In a July 6, 2004, e-mail, Guardian owner Bruce Brugmann summed up his scorched-earth strategy regarding the Weekly. "Make sure we go after each and every Weekly/East Bay Express ad and campaign," he wrote to his publisher Jody Colley, editor Tim Redmond, and paid consultant Kat Thornton. "Further, that we prepare for counterattack on all of our ads and particularly the new ones. We are really driving them nuts and making real gains."

Despite making those statements, just three months later, in October 2004, Brugmann filed suit against the Weekly and its former sister paper, the Express, claiming that they were engaging in illegal anticompetitive behavior and trying to destroy him.

That lawsuit coincided with the Guardian's failing financial fortunes; in fact, at times Alldredge made a point of emphasizing the Guardian's dramatic losses -- including a $347,000 shortfall in 2005.

In a further irony, the Guardian's suit argues that the fact the Weekly has also lost money in recent years was circumstantial evidence of a plot to bleed the Guardian by selling ads below cost. That argument, as Labar noted, blindly ignores the precipitous decline in print advertising that followed the 9/11 attacks, and downturn of print advertising in general. The San Francisco Chronicle has admitted to losing more than $330 million in the past six years, Labar said, adding wryly, "If that's not evidence of below-cost sales according to [the Guardian's convoluted] argument, I don't know what is."

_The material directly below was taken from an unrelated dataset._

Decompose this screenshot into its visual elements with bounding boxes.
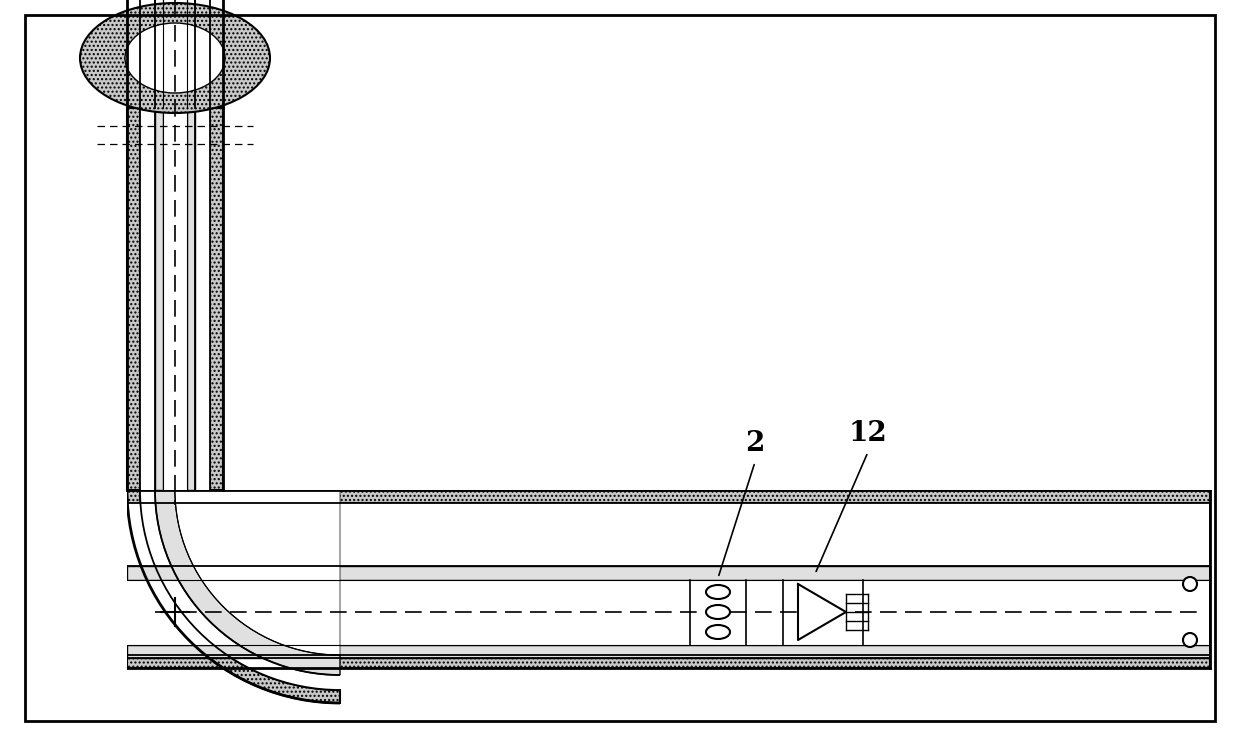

The Guardian did not present an explanation as to why its own admitted losses in recent years should not be viewed a similar smoking gun other than to suggest those losses were the fault of the Weekly.

A portion of the hearing was devoted to the Guardian's claim that in 1995, VVM executive editor Michael Lacey held a meeting of Weekly editorial employees and told them that, under his management, he wanted to drive the Guardian out of business so the Weekly would be "the only game in town." That purported comment, Alldredge argued, was evidence of longstanding malice and could be construed to refer to a predatory pricing scheme.

The alleged twelve-year-old statement was first brought to the Guardian's attention by a witness who added that she may have dreamed it. Since then, two other people who attended the meeting have come forward to claim they heard similar language. But Labar argued that such "puffery" is common in the world of business, and noted that Lacey is an editorial executive who has nothing to do with ad prices.

Another Guardian claim that was discussed at the hearing was its contention that an advertising deal between the Weekly and Bill Graham Presents, which is owned by Clear Channel Communications, was evidence of wrongdoing because it called for BGP to commit a certain portion of its local advertising in alternative weeklies to the Weekly. That arrangement, Labar noted, is no different than Hertz agreeing to buy its cars exclusively from Ford, and BGP entered into it willingly.

The Guardian has also argued that the Weekly's agreement to buy naming rights for the SF Weekly Warfield Theater was actually a secret kickback to BGP. But it has provided no evidence to support that allegation. And Labar also noted the bizarre nature of the Guardian's claim that the Weekly "took over" the business of BGP, and that in some strange way the Guardian lost business that rightfully belonged to it. Perhaps, Labar suggested, the more than $250,000 in revenue the Guardian lost from Clear Channel might have something to do with the strange treatment the Guardian has given Clear Channel in print.

Shortly after the Weekly closed the BGP deal in 2005, for example, Brugmann ran a series of full-page ads attacking the Weekly for running Clear Channel advertising. "Why are the Weekly folks fooling around with a greedy Texas corporation that's hell bent on muzzling dissenting voices and homogenizing the media?" he wrote.

He neglected to explain that, a few weeks earlier, he had been running around with Clear Channel himself, and cashing the Texas conglomerate's checks to the tune of hundreds of thousands of dollars -- the same money he now seeks to recoup via the lawsuit.

The Guardian's professed desire for Clear Channel advertising also seems odd given what Tim Redmond wrote in a blog post yesterday. Clear Channel, Redmond opined, is not only "one of the most evil corporations in the United States," but it also is "sleazy."

Judge Kramer has set the case for trial on January 2, 2008.